Un très riche patrimoine est aujourd’hui menacé, quelles que soient l’époque de son édification et la culture qu’il représente. Ainsi, la synagogue d’Oudaghir disparaît peu à peu

et  est  privatisée,  malgré  les  lois  qui  permettraient  de  la  protéger  comme  bien  religieux, 

ou comme bien en déshérence depuis plus de vingt ans, ou encore comme bâti menacé de ruines. On construit maisons et mosquées, au sein même des ksour, sans respect pour l’architecture traditionnelle. Les cimetières juifs, chrétiens et musulmans gagneraient à mieux être entretenus.

Pour  que  le  classement  de  Figuig  par  l’UNESCO soit efficace, un long travail de terrain est encore nécessaire. La formation des personnels au contrôle des constructions et à la délivrance des permis de construire, ainsi que la maîtrise d’une carte interactive délimitant précisément les parcelles cadastrales, sont en cours et nécessitent un suivi et des moyens,

mais  surtout  une  présence  permanente  sur  le  terrain  et  un  dialogue  constant  avec  les  habitants. C’est l’un des aspects administratifs du dossier.

Mais son aspect scientifique ne doit pas être négligé. La poursuite des recherches archéologiques  extensives  (comme  dans  le  cas  des  tumuli  et  gravures  rupestres)  ou  intensives  (comme dans le relevé des ksour et l’étude de la chronologie relative et absolue des édifices remarquables) peut permettre la formation et le maintien au pays de jeunes en recherche de travail, susceptibles de former une véritable cellule du patrimoine, d’être des guides et des gardiens des principaux sites et d’en assurer mise en valeur et conservation.

Ainsi,  les  recherches  entreprises  dans  le  ksar  Ouled  Jaber  sont-elles  un  remarquable 

exemple de l’histoire de Figuig : il est situé sur un lieu conflictuel de contrôle des sources,

deux murailles d’Oudaghir et de Jaber se font face, mosquée, maisons, tours et remparts

sont encore visibles.

Abandonné depuis deux siècles, son histoire montre qu’un ksar naît, vit, puis peut mourir.

Les traces matérielles, après l’abandon des lieux, peuvent être  étudiées par l’archéologie

et  être  un  moyen  de  retrouver  la  mémoire  des  anciens  habitants.  Ainsi,  étudier  Ouled  Jaber, comme faire des recherches dans le ksar Loudaghir, ou d’autres ksour de Figuig ou aux environs, c’est valoriser un patrimoine rare, parfois exceptionnel, largement établi sur des pratiques sociales aujourd’hui en péril.

Il  est  donc  urgent  que  les  autorités  marocaines  et  l’UNESCO prennent  des  mesures  de  protection du site de l’oasis de Figuig, qu’il s’agisse de classer le site comme « en péril » ou

de le proposer au « Patrimoine de l’Humanité ».  Les étapes de la procédure sont claires.

Les populations se sentent concernées et participent largement au processus de prise de conscience  des  richesses  culturelles  locales.  De  nombreuses  associations  sont  capables  de s’emparer du processus et d’en contrôler le financement afin que celui-ci ne se perde pas dans les sables.
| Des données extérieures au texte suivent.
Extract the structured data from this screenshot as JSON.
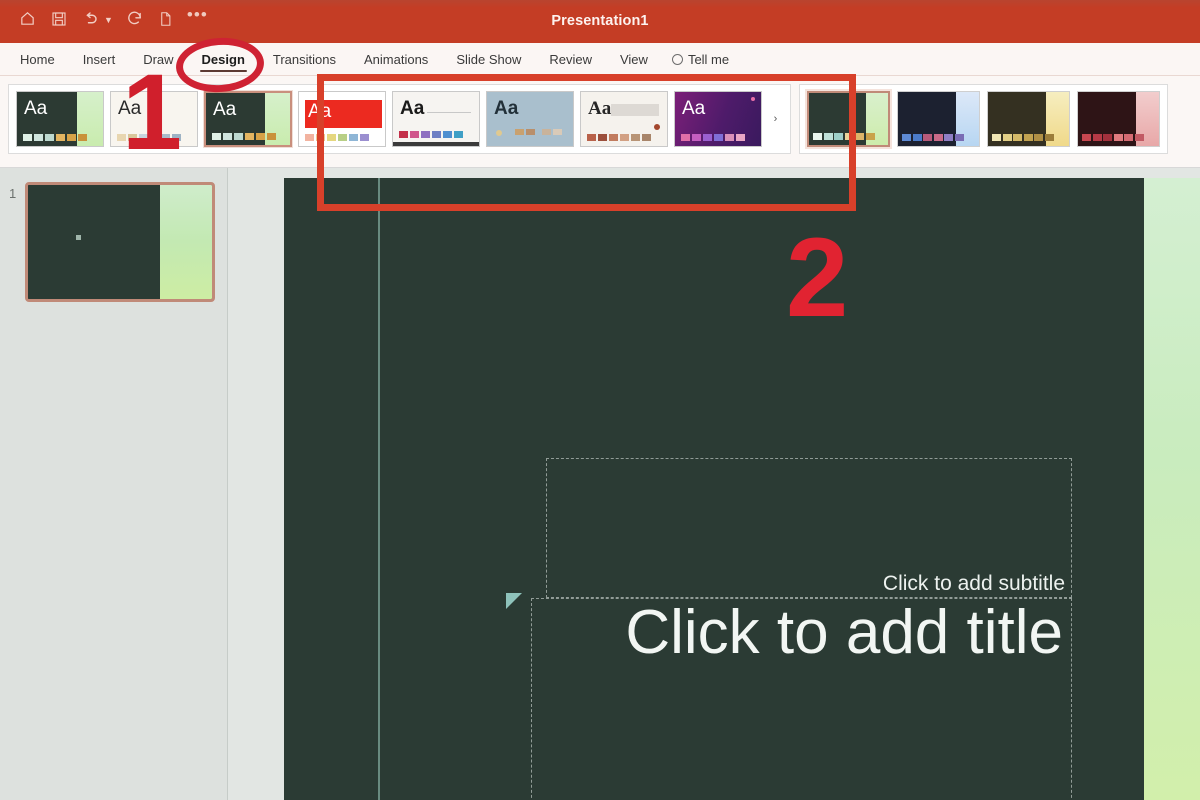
{
  "window": {
    "title": "Presentation1",
    "accent_red": "#c43d25",
    "slide_bg": "#2b3b34"
  },
  "quick_access": [
    {
      "name": "home-icon",
      "label": "Home"
    },
    {
      "name": "save-icon",
      "label": "Save"
    },
    {
      "name": "undo-icon",
      "label": "Undo"
    },
    {
      "name": "redo-icon",
      "label": "Redo"
    },
    {
      "name": "new-file-icon",
      "label": "New"
    },
    {
      "name": "more-icon",
      "label": "…"
    }
  ],
  "tabs": [
    {
      "label": "Home",
      "active": false
    },
    {
      "label": "Insert",
      "active": false
    },
    {
      "label": "Draw",
      "active": false
    },
    {
      "label": "Design",
      "active": true
    },
    {
      "label": "Transitions",
      "active": false
    },
    {
      "label": "Animations",
      "active": false
    },
    {
      "label": "Slide Show",
      "active": false
    },
    {
      "label": "Review",
      "active": false
    },
    {
      "label": "View",
      "active": false
    }
  ],
  "tell_me": {
    "label": "Tell me"
  },
  "ribbon": {
    "themes": [
      {
        "name": "theme-green",
        "aa": "Aa",
        "bg": "#2c3a33",
        "aa_color": "#ffffff",
        "strip": "#cdeabc",
        "swatches": [
          "#dff0e6",
          "#cfe4dd",
          "#bcd8cf",
          "#e3b460",
          "#d7a247",
          "#c9923a"
        ],
        "selected": false
      },
      {
        "name": "theme-cream",
        "aa": "Aa",
        "bg": "#f7f4ef",
        "aa_color": "#2a2a2a",
        "strip": "",
        "swatches": [
          "#e8d6b0",
          "#d9c79c",
          "#c8d4dd",
          "#b6c6d4",
          "#a9bccb",
          "#9db2c4"
        ],
        "selected": false
      },
      {
        "name": "theme-green-2",
        "aa": "Aa",
        "bg": "#2c3a33",
        "aa_color": "#ffffff",
        "strip": "#cdeabc",
        "swatches": [
          "#dff0e6",
          "#cfe4dd",
          "#bcd8cf",
          "#e3b460",
          "#d7a247",
          "#c9923a"
        ],
        "selected": true
      },
      {
        "name": "theme-red",
        "aa": "Aa",
        "bg": "#ffffff",
        "aa_color": "#ffffff",
        "strip": "#ec2a20",
        "swatches": [
          "#f2b3a0",
          "#edc892",
          "#e5d77f",
          "#b8cf86",
          "#8fb6d6",
          "#9b8fd0"
        ],
        "selected": false
      },
      {
        "name": "theme-white",
        "aa": "Aa",
        "bg": "#f5f3f0",
        "aa_color": "#1b1b1b",
        "strip": "",
        "swatches": [
          "#c4304a",
          "#d0568c",
          "#8f6fc0",
          "#6e7fc4",
          "#4f8fd0",
          "#3f9fc6"
        ],
        "selected": false
      },
      {
        "name": "theme-bluegrey",
        "aa": "Aa",
        "bg": "#a9bfcd",
        "aa_color": "#223039",
        "strip": "",
        "swatches": [
          "#e0c98f",
          "#c9a16f",
          "#b98f6b",
          "#a88066",
          "#c9b39b",
          "#d9cab8"
        ],
        "selected": false
      },
      {
        "name": "theme-serif",
        "aa": "Aa",
        "bg": "#f4f1ec",
        "aa_color": "#262626",
        "strip": "",
        "swatches": [
          "#b9624a",
          "#9c4f3c",
          "#c17b5e",
          "#d2a083",
          "#b89476",
          "#a8856a"
        ],
        "selected": false
      },
      {
        "name": "theme-purple",
        "aa": "Aa",
        "bg": "#4d1b63",
        "aa_color": "#ffffff",
        "strip": "",
        "swatches": [
          "#e06fa8",
          "#c45ec0",
          "#9a5fd0",
          "#7f6ed6",
          "#d98fb8",
          "#e8a6c4"
        ],
        "selected": false
      }
    ],
    "gallery_more_icon": "›",
    "variants": [
      {
        "name": "variant-green",
        "main": "#2c3a33",
        "strip": "#cfeab8",
        "swatches": [
          "#eaf5ee",
          "#bfe0d8",
          "#9dcfc8",
          "#e9d49a",
          "#ddb569",
          "#c9a24a"
        ],
        "selected": true
      },
      {
        "name": "variant-navy",
        "main": "#1c2130",
        "strip": "#cfe0f5",
        "swatches": [
          "#5e8ad4",
          "#4b7bc9",
          "#b85a7a",
          "#c96a88",
          "#8f7ec4",
          "#7a6db5"
        ],
        "selected": false
      },
      {
        "name": "variant-olive",
        "main": "#343021",
        "strip": "#f2e4a8",
        "swatches": [
          "#f0e6b4",
          "#e2cf86",
          "#d4b968",
          "#c2a250",
          "#b08f45",
          "#9c7d3a"
        ],
        "selected": false
      },
      {
        "name": "variant-maroon",
        "main": "#2e1416",
        "strip": "#f0bfc0",
        "swatches": [
          "#c74750",
          "#b53a46",
          "#a3313d",
          "#e07b7f",
          "#d46a72",
          "#c25a64"
        ],
        "selected": false
      }
    ]
  },
  "slide_panel": {
    "slides": [
      {
        "number": "1"
      }
    ]
  },
  "canvas": {
    "subtitle_placeholder": "Click to add subtitle",
    "title_placeholder": "Click to add title"
  },
  "annotations": [
    {
      "name": "annotation-number-1",
      "text": "1",
      "color": "#d01f2c"
    },
    {
      "name": "annotation-number-2",
      "text": "2",
      "color": "#e12331"
    }
  ]
}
Je  ne  voudrais  pas  terminer  mon  propos  sans  rappeler  que  le  dossier  de  classement  de 

Figuig  au  Patrimoine  de  l’Humanité  a  aussi  été  pour  nous  tous  l’occasion  de  rencontres  internationales avec nos collègues des OnG italiennes et espagnoles, avec l’archiviste de Mantoue, Luca baraldi,  mais,  surtout  et  d’abord,  avec  une  population  accueillante, bienveillante, respectueuse de chacun, tant à Figuig que dans la vaste communauté de Figui-guis qui vit dispersée au Maroc et en France. Que tous trouvent ici le témoignage de notre profonde amitié.